Dishonorable Mention
  • How to Eat Supper - book design which makes it almost unreadable.
  • Around the World in 80 Dinners by Cheryl & Bill Jamison: Perhaps I feel this so deeply because I have been a fan of the Jamisons' writing since they began publishing long ago. Their Texas Home Cooking is hands-down the best overall book I've ever come across to represent true Texas cooking. With this book they show themselves in an uglier light, however. Jarringly dragging in politics whenever possible (and not just in the way that has become popular in food writing these days), we then are treated to simplistic overviews of the places and people they encounter ... unless that would happen to be a honored Australian wine producer putting on a lavish meal for them.
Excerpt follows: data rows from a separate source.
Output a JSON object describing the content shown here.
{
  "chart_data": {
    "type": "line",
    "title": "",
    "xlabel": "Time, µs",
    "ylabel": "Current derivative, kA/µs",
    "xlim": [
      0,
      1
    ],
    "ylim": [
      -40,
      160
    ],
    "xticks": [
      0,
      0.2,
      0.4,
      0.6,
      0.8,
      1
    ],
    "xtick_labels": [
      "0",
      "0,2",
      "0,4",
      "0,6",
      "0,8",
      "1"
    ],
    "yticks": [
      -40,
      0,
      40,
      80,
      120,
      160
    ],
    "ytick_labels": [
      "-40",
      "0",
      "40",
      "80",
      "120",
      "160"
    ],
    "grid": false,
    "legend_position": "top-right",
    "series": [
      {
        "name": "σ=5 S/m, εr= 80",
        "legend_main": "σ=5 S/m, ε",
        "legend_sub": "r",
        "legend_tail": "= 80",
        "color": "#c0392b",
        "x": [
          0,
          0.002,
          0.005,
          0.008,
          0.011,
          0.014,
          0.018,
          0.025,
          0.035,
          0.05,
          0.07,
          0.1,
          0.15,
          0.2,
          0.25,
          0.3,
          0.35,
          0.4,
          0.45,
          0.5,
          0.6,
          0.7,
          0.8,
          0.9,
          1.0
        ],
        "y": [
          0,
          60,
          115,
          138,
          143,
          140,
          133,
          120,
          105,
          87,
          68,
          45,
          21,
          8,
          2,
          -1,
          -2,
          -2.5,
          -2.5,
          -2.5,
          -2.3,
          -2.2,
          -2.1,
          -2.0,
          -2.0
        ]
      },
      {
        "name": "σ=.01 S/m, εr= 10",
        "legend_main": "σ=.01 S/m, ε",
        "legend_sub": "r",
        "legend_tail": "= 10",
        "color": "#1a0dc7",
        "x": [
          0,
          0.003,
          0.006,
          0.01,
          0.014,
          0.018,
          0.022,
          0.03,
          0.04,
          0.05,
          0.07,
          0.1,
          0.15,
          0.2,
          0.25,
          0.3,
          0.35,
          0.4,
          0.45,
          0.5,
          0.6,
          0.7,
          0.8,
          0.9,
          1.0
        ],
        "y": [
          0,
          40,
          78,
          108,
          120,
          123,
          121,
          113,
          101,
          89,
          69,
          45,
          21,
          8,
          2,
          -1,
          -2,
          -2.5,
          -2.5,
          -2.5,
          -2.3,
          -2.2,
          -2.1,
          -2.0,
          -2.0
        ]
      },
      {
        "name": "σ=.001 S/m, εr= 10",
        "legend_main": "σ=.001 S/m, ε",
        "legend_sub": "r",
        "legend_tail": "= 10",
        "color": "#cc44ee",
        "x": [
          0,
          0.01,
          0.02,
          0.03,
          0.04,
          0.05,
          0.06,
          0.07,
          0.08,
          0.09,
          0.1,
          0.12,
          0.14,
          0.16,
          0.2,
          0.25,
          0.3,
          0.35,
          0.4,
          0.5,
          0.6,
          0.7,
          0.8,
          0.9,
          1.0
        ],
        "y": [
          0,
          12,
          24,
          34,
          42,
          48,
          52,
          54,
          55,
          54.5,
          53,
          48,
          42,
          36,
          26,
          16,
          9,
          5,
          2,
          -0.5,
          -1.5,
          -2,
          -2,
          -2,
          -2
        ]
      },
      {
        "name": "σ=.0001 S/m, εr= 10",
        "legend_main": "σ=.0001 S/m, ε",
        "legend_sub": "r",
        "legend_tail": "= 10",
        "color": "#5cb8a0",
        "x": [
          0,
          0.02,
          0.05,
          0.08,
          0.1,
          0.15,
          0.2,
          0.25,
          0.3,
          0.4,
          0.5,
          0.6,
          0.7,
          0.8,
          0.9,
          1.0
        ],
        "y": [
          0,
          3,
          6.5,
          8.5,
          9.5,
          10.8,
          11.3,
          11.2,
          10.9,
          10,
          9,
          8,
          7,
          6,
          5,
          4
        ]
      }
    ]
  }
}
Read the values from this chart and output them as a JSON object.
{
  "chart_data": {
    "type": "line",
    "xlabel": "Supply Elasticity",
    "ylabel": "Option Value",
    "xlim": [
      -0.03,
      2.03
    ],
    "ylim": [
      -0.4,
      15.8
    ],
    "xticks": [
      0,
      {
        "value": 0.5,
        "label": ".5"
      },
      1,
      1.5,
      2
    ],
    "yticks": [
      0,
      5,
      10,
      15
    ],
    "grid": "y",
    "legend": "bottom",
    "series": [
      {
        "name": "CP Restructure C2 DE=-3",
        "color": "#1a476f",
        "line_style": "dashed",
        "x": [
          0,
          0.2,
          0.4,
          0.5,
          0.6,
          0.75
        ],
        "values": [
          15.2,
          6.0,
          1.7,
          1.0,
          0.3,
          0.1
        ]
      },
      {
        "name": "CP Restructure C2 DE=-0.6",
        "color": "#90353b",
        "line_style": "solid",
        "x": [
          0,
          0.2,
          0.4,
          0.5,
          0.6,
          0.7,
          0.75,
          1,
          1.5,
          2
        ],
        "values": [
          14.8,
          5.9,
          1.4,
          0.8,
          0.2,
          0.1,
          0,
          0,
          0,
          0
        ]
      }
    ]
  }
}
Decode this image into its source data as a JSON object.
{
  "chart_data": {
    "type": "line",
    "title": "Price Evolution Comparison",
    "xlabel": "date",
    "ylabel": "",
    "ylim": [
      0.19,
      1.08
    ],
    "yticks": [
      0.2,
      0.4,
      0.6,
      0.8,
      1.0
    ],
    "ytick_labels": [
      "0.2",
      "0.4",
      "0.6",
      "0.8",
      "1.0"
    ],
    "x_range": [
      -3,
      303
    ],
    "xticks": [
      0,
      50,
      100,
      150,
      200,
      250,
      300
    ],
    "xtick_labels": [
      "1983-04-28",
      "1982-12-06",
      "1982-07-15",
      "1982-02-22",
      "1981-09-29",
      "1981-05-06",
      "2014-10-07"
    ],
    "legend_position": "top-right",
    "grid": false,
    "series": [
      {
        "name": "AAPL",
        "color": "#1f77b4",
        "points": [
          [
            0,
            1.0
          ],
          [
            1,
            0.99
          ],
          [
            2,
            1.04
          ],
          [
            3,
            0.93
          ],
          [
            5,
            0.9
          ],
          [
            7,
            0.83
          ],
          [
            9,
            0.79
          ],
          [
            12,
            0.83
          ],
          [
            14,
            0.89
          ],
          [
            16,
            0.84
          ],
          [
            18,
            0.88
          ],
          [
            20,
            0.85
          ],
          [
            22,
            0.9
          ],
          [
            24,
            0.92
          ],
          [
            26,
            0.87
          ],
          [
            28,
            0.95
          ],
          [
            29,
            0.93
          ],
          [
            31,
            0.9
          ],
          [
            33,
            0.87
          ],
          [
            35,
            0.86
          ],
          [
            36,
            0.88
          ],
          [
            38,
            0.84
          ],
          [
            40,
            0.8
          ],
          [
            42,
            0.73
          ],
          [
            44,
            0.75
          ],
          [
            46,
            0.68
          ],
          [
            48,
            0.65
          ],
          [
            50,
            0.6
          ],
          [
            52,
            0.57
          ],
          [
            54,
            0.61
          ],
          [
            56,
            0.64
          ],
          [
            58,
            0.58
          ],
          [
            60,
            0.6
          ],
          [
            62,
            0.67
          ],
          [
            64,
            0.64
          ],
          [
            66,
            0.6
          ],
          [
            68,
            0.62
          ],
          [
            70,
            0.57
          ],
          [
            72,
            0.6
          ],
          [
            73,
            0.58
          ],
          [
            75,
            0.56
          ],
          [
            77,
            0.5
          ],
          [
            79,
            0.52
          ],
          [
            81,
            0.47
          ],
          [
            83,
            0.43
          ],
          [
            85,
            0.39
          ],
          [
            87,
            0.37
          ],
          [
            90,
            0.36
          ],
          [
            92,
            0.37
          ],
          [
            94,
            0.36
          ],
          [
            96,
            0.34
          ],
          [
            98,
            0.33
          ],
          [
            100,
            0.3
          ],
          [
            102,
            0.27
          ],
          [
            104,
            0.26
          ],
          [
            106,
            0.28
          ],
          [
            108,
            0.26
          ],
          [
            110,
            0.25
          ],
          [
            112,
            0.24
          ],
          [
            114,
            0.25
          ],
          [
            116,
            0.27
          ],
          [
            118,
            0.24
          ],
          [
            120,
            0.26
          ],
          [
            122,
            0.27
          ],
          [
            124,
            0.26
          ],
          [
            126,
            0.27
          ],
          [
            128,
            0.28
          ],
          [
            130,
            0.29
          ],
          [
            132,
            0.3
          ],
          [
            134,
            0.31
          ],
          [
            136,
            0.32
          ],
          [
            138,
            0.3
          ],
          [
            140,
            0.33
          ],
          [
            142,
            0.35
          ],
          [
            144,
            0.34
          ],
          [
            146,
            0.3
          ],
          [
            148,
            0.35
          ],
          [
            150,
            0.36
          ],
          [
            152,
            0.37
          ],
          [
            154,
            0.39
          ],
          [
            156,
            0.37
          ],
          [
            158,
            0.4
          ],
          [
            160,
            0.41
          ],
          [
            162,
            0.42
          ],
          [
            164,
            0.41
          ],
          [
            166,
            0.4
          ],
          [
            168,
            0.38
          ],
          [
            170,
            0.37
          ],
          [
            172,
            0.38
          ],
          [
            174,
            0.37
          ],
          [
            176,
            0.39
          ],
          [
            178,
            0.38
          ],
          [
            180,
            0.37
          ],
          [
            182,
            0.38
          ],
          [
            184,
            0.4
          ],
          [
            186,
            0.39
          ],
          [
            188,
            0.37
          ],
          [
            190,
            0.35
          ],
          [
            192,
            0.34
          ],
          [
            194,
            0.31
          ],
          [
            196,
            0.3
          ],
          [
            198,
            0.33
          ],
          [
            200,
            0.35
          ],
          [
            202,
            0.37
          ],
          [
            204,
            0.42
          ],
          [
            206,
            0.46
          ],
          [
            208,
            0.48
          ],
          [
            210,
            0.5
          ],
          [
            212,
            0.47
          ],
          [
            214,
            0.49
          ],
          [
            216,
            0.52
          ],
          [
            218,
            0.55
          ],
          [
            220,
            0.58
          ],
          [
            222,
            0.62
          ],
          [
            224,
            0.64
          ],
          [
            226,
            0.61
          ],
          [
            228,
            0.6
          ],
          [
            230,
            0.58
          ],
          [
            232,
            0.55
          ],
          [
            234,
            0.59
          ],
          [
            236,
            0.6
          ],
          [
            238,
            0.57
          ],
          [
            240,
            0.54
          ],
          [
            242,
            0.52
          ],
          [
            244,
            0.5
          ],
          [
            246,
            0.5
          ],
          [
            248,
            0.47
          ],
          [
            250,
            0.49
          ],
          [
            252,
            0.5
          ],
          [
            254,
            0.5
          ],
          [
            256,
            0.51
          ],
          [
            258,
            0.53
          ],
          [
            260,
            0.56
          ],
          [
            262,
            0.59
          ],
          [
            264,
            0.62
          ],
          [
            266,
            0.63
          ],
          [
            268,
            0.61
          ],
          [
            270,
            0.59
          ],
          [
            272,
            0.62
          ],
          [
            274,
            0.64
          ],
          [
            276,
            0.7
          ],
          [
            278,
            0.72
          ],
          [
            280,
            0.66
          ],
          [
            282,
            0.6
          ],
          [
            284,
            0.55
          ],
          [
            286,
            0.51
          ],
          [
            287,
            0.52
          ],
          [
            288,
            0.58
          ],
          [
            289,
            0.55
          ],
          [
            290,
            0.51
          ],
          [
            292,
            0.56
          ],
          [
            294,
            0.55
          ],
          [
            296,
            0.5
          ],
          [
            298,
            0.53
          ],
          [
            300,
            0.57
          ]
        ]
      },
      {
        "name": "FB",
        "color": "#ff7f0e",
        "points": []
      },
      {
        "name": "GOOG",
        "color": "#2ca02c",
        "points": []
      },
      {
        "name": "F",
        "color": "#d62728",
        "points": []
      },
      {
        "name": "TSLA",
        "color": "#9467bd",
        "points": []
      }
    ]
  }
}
    Small towns are often dismissed flippantly because there is nothing that Cheryl would care to buy there. I was astounded at how often they cheerily record Bill's snarky put-downs based on the sheerest of reasons. Yes, I know that he thinks he's funny but take it from me, he and Cheryl would be the only ones laughing if these muttered asides were said aloud. I now look at my Texas Home Cooking and wonder just how many times such a put-down was muttered before or after meeting some of the regular folks they encountered in Texas. Try reading some of this book and then comparing it with Beyond the Great Wall or A Tale of Twelve Kitchens where the authors always had genuine, honest interest in the places and people around them, despite less than favorable conditions. This book was such a disappointment that I could only make myself read half of it.